En outre, plus de 40 millions d'euros de crédits de paiement supplémentaires ont été annulés au sein du ministère des Armées. Soit au total près de 900 millions d'euros perdus par Florence Parly. Mais entre 643 millions d'euros de crédits de paiement ouverts et 891,8 millions d'euros d'annulations, il y a une différence de 248,6 millions. Où va ce delta? En tout cas, toutes ces coupes ont fait littéralement exploser de colère le chef d'état-major des armées. Selon des sources concordantes, le général Pierre de Villiers aurait dit mercredi matin à propos des coupes budgétaires lors de son audition à la commission de la défense de l'Assemblée nationale : "Je ne me laisserai pas b..... comme cela".

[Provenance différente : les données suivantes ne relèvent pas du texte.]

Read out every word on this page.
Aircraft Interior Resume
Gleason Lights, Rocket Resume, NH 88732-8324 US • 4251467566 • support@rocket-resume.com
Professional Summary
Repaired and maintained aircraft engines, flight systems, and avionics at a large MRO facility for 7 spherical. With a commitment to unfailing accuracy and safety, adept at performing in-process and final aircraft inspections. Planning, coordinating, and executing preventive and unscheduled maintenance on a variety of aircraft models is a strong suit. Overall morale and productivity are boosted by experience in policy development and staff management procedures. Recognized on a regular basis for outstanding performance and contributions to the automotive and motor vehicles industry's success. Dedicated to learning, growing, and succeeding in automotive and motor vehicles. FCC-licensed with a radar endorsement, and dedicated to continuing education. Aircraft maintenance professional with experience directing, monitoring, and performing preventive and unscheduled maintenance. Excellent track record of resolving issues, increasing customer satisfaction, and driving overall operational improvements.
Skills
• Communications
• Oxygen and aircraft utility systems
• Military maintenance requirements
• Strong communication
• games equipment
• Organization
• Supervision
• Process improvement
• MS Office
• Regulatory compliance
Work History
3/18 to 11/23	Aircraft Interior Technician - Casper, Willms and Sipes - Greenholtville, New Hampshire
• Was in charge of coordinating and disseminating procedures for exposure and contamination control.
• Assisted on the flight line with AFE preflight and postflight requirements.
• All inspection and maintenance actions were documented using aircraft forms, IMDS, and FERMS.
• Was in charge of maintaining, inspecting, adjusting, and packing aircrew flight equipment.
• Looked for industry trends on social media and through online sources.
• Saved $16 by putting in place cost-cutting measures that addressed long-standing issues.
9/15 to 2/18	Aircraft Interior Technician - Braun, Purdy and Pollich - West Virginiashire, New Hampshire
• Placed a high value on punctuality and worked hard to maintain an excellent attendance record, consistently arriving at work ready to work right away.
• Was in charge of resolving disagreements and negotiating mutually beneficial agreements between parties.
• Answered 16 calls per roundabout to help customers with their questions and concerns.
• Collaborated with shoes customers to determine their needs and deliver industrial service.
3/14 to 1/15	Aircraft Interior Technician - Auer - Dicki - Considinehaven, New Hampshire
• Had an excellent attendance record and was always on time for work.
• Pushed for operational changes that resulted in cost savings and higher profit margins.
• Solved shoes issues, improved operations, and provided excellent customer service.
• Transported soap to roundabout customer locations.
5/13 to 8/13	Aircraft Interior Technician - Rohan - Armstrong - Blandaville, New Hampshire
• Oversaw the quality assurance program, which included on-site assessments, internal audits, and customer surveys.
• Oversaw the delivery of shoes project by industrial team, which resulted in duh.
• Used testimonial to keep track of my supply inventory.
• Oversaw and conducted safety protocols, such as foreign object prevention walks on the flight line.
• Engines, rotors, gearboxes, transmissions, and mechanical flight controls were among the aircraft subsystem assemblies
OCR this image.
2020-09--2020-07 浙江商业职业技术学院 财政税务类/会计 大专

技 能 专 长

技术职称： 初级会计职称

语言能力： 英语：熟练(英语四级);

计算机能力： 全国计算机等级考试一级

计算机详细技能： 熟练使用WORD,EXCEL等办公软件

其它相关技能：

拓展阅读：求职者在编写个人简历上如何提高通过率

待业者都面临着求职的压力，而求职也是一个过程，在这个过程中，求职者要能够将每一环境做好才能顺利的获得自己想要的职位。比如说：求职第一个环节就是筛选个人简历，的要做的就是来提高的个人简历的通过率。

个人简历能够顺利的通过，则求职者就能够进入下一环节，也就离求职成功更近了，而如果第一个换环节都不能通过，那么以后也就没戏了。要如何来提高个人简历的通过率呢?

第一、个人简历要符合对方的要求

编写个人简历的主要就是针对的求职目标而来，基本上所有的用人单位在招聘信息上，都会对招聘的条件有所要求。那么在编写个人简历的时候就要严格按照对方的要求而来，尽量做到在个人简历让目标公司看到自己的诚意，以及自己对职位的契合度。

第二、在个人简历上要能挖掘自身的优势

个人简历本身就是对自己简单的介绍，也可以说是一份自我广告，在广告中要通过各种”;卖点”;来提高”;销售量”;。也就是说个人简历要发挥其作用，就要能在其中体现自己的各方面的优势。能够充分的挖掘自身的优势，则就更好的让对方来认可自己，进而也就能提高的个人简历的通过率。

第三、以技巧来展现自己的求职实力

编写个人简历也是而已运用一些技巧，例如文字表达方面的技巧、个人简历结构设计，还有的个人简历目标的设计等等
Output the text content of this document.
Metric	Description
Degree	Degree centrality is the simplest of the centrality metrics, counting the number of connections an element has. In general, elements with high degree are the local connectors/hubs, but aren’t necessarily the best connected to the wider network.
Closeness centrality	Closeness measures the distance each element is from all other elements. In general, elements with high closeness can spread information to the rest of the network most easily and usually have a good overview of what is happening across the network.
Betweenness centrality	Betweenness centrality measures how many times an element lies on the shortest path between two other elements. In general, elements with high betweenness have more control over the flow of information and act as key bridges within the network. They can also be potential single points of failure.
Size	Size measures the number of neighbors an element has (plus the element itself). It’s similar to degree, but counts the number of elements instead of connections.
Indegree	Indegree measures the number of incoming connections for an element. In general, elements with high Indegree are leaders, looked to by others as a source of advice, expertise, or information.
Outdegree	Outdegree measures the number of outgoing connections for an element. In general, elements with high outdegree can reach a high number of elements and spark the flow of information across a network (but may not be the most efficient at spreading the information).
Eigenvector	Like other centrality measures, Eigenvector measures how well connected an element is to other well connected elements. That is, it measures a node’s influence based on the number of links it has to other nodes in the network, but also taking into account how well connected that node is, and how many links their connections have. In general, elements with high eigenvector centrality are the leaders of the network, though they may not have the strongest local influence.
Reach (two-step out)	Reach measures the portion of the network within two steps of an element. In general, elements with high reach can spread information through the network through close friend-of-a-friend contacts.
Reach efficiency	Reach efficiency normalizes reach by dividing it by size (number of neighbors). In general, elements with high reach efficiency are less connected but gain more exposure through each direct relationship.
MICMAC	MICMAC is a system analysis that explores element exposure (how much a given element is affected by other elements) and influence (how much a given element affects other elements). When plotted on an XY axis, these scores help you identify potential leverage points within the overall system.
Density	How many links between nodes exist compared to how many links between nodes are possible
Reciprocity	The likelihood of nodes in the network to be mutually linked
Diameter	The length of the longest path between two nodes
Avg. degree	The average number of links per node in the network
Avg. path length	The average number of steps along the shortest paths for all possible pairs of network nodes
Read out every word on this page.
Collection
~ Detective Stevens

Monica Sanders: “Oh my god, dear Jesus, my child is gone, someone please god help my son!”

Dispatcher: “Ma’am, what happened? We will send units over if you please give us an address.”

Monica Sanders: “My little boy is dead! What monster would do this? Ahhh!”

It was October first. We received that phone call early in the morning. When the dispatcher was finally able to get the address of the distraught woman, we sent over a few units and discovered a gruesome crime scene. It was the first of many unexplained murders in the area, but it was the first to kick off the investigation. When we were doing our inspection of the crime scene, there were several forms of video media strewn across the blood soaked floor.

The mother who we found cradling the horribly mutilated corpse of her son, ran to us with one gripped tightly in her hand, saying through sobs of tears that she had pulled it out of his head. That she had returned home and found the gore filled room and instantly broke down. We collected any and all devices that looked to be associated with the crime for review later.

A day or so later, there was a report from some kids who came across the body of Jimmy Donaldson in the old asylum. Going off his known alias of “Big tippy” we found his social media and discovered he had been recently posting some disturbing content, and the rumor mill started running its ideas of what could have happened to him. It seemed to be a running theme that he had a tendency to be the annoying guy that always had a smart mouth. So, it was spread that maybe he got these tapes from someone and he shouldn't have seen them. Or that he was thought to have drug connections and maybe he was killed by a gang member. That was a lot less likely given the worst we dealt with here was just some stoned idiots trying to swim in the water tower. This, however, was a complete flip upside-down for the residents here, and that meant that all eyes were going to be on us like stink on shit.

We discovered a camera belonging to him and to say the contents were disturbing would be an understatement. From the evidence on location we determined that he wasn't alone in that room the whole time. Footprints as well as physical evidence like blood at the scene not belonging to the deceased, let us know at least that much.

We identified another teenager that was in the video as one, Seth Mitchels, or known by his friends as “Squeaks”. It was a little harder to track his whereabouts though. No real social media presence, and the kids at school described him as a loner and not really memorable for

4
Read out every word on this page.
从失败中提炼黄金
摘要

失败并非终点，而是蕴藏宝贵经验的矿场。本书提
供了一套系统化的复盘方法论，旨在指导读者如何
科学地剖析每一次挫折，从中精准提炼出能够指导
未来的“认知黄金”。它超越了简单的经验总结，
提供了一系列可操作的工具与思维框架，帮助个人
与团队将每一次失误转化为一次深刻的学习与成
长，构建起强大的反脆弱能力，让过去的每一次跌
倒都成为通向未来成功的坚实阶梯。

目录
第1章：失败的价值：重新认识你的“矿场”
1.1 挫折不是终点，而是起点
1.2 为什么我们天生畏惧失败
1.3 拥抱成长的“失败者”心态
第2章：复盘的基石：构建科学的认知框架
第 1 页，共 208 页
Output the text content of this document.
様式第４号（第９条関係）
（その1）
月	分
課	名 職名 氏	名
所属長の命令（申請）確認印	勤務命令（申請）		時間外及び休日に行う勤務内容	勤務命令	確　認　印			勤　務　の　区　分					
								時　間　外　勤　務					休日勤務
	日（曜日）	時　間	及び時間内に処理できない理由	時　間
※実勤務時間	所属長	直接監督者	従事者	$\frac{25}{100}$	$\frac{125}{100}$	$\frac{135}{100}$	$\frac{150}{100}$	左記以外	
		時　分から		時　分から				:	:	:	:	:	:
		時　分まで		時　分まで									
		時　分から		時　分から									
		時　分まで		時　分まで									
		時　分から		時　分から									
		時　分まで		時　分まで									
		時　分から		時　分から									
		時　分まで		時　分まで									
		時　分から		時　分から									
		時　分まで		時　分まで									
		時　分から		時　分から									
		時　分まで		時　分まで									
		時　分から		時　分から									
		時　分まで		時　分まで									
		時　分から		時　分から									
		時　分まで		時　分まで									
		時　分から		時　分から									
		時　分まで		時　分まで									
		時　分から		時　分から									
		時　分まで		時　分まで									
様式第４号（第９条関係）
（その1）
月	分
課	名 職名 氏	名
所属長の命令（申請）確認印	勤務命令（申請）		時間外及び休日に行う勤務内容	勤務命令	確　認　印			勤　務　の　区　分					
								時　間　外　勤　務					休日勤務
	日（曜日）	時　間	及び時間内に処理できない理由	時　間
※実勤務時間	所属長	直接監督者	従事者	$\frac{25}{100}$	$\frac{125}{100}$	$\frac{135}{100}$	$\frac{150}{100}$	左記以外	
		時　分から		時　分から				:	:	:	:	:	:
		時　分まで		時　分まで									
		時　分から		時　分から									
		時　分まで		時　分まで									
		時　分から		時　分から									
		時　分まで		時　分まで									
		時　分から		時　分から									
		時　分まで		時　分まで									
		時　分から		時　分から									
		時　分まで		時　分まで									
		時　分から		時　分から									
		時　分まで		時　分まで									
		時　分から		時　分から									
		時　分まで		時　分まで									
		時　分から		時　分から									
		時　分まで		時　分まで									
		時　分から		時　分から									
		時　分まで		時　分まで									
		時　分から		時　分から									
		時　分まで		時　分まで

Parmi les 40 millions d'euros de crédits de paiement du ministère des Armées annulés, 25 millions portent sur le programme 169 (Reconnaissance et réparation en faveur du monde combattant), 15,6 millions sur le programme 191 (Recherche duale) qui devaient abonder les budgets du CNES et du CEA, et, enfin, 1,2 million sur le programme 167 (Liens entre la Nation et son armée), pourtant cher à Emmanuel Macron... qui reçoit Donald Trump lors du défilé du 14 juillet. Les militaires, quant à eux, apprécieront ce coup de poignard.